Implantes Cerebrais Inteligentes agora se Autoajustam para um Melhor Tratamento do Parkinson

Implantes Cerebrais Inteligentes agora se Autoajustam para um Melhor Tratamento do Parkinson

Crédito: DepositPhotos

Apesar de ser o nosso órgão mais complexo, o cérebro tem sido tradicionalmente tratado com métodos bastante simples. Na maioria dos casos, os cirurgiões danificavam intencionalmente uma estrutura ou via específica no cérebro, na esperança de que isso “corrigisse o desequilíbrio” responsável pelo distúrbio. As áreas escolhidas para esses procedimentos eram frequentemente identificadas por tentativa e erro, descobertas fortuitas ou experimentos com animais.

A Evolução da Estimulação Cerebral Profunda no Tratamento do Parkinson

Em 1987, o neurocirurgião francês Alim-Louis Benabid descobriu que a estimulação elétrica usada para localizar lesões tinha efeitos semelhantes aos da própria lesão. Isso levou ao desenvolvimento da estimulação cerebral profunda, na qual eletrodos são implantados no cérebro para enviar impulsos elétricos. Usada para tratar o Parkinson avançado desde a década de 2000, as configurações de estimulação eram fixas e ajustáveis ​​apenas durante as consultas médicas. Inicialmente vista como uma alternativa reversível à lesão, a área está evoluindo, desafiando essa visão.

No início deste ano, as autoridades de saúde dos EUA e da Europa aprovaram a estimulação cerebral profunda adaptativa. Este método utiliza um computador para analisar a atividade cerebral e determinar se a amplitude da estimulação deve ser aumentada ou diminuída para proporcionar alívio ideal dos sintomas do paciente.

O Parkinson é uma doença complexa com sintomas flutuantes influenciados por medicamentos. A estimulação contínua funciona para alguns, mas para outros, pode ser muito forte ou fraca em momentos diferentes. Idealmente, o tratamento deve ser ativado apenas quando for mais benéfico.

A descoberta que permite a estimulação adaptativa foi feita por pesquisadores do University College London há mais de vinte anos, mais ou menos na mesma época em que os pacientes com Parkinson receberam os primeiros implantes de eletrodos no Hospital Nacional de Neurologia e Neurocirurgia do Reino Unido.
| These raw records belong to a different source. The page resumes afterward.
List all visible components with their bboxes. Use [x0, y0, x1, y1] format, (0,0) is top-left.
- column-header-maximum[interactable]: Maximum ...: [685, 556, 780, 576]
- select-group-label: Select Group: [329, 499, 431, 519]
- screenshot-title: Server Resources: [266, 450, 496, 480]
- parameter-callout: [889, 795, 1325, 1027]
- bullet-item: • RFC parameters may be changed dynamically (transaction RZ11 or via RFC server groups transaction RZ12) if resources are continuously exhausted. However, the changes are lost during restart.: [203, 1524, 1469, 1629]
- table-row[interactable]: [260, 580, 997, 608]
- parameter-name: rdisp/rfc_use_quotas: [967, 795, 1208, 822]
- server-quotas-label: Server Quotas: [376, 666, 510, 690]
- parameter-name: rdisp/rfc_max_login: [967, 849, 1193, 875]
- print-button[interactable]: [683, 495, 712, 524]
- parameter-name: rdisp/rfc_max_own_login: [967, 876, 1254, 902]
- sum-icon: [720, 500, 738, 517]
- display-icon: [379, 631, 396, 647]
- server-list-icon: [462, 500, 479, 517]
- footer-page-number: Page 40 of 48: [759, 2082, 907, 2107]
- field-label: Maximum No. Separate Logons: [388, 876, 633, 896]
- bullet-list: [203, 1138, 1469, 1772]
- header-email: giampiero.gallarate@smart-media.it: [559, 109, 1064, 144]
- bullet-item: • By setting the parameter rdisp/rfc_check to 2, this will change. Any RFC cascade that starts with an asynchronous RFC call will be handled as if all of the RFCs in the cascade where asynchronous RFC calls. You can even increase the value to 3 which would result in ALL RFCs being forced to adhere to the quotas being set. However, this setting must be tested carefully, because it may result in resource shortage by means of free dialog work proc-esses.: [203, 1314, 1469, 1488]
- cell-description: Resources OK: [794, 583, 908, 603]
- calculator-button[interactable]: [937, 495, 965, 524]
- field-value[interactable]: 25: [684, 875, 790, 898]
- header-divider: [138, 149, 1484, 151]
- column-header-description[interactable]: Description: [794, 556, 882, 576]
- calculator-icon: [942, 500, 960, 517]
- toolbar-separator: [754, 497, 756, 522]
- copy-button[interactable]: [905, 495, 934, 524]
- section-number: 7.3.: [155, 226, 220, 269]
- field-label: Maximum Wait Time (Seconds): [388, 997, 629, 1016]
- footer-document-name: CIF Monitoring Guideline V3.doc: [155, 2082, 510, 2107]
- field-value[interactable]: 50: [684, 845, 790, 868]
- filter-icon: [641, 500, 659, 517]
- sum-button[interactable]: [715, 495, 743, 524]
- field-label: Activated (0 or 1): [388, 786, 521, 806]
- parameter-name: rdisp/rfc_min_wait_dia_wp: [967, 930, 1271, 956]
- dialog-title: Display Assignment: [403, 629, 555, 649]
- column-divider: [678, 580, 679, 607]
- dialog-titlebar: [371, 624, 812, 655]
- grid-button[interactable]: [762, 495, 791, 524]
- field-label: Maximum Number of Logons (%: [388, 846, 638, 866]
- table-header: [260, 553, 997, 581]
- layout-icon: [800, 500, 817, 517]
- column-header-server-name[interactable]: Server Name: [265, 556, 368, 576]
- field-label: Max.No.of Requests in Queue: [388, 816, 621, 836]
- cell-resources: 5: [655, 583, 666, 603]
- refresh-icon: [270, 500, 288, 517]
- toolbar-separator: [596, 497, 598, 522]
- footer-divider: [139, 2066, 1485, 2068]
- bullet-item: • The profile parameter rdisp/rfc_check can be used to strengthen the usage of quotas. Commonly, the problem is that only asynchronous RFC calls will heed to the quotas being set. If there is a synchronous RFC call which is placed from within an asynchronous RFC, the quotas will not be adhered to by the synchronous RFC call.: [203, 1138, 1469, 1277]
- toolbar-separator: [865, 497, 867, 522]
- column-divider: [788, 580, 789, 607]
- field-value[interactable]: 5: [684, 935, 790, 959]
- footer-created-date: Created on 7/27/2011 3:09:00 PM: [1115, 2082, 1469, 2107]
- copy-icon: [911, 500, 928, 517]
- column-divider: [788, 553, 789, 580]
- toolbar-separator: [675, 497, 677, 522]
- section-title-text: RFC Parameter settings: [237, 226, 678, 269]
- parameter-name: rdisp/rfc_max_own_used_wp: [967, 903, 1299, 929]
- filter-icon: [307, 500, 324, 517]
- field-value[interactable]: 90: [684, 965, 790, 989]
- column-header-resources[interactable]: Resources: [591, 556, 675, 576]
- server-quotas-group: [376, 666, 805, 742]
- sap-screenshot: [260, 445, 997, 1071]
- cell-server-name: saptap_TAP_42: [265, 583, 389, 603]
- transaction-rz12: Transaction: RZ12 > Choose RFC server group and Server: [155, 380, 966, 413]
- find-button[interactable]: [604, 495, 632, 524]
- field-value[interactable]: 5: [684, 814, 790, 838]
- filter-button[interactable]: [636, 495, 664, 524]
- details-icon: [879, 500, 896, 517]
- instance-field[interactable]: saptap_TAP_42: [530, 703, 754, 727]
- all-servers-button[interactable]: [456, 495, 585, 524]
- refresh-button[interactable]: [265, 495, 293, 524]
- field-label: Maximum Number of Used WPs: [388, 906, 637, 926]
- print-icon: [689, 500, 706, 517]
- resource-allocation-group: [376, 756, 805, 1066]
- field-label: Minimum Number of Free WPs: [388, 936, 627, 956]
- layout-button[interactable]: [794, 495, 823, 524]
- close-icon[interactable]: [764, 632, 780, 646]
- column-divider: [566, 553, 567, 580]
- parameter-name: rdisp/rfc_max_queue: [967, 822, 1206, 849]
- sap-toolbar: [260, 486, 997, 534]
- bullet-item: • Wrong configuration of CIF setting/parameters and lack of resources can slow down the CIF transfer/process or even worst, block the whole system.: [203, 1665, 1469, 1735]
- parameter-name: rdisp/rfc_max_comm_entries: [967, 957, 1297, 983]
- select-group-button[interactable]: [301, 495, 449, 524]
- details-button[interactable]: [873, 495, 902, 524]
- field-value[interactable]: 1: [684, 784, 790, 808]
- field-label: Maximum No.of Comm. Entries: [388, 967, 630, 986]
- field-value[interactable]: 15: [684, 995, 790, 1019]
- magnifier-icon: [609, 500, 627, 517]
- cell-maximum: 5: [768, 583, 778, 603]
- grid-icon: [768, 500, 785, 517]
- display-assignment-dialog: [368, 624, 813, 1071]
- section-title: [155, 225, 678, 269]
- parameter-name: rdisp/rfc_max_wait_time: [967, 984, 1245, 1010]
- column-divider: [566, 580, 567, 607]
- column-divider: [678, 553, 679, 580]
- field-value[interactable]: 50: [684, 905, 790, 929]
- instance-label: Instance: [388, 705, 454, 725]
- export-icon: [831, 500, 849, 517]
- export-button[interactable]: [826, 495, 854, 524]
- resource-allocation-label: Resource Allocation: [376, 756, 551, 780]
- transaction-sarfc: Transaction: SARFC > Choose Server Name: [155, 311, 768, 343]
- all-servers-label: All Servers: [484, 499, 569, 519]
Controle Baseado em Ondas Cerebrais: Um Avanço na Estimulação Cerebral Profunda para Parkinson

Após a cirurgia, os cientistas notaram um padrão específico de ondas cerebrais quando os pacientes paravam de tomar a medicação, causando piora dos sintomas. Essas ondas desapareciam quando a medicação era retomada. Após dez anos de pesquisa, a equipe usou essas ondas para controlar a estimulação, semelhante a como um termostato controla um ar-condicionado. Quando as ondas excedem um determinado limiar, o estimulador é ativado, reduzindo-as até que desapareçam, momento em que a estimulação é pausada.

A configuração original era grande e restrita a hospitais, mas levou mais uma década para que o dispositivo fosse reduzido ao tamanho de uma caixa de fósforos, permitindo sua implantação no tórax do paciente.

Mesmo com configurações fixas, os médicos precisam ajustar muitos parâmetros para um tratamento eficaz com o mínimo de efeitos colaterais. A estimulação adaptativa adiciona complexidade, exigindo mais tempo e atenção da equipe clínica.

Estimulação Imediata vs. Adaptativa no Tratamento de Parkinson

Na doença de Parkinson, os efeitos da estimulação são imediatos, facilitando a avaliação de configurações constantes. No entanto, configurações adaptativas precisam de vários dias de testes para avaliar sua resposta à rotina e aos ciclos de medicação do paciente.

Os estimuladores adaptativos também detectam ondas cerebrais nocivas ao longo do tempo, permitindo que a equipe clínica monitore a eficácia do controle.

Esses avanços são novos no tratamento de Parkinson, embora dispositivos semelhantes sejam utilizados há anos por cardiologistas e especialistas em epilepsia.

O estudo das ondas cerebrais de pacientes com Parkinson com estimuladores inteligentes oferece novos insights sobre outras doenças, incluindo depressão e declínio cognitivo. Ferramentas de IA podem ajudar a identificar características sutis em sinais cerebrais associados a esses sintomas.

Pesquisas também estão mapeando circuitos cerebrais relacionados a condições neurológicas e psiquiátricas, com resultados promissores para o tratamento de depressão, TOC e dores de cabeça intensas. O campo está caminhando para uma estimulação cerebral precisa e baseada em atividade, com rápido progresso esperado devido à tecnologia estabelecida.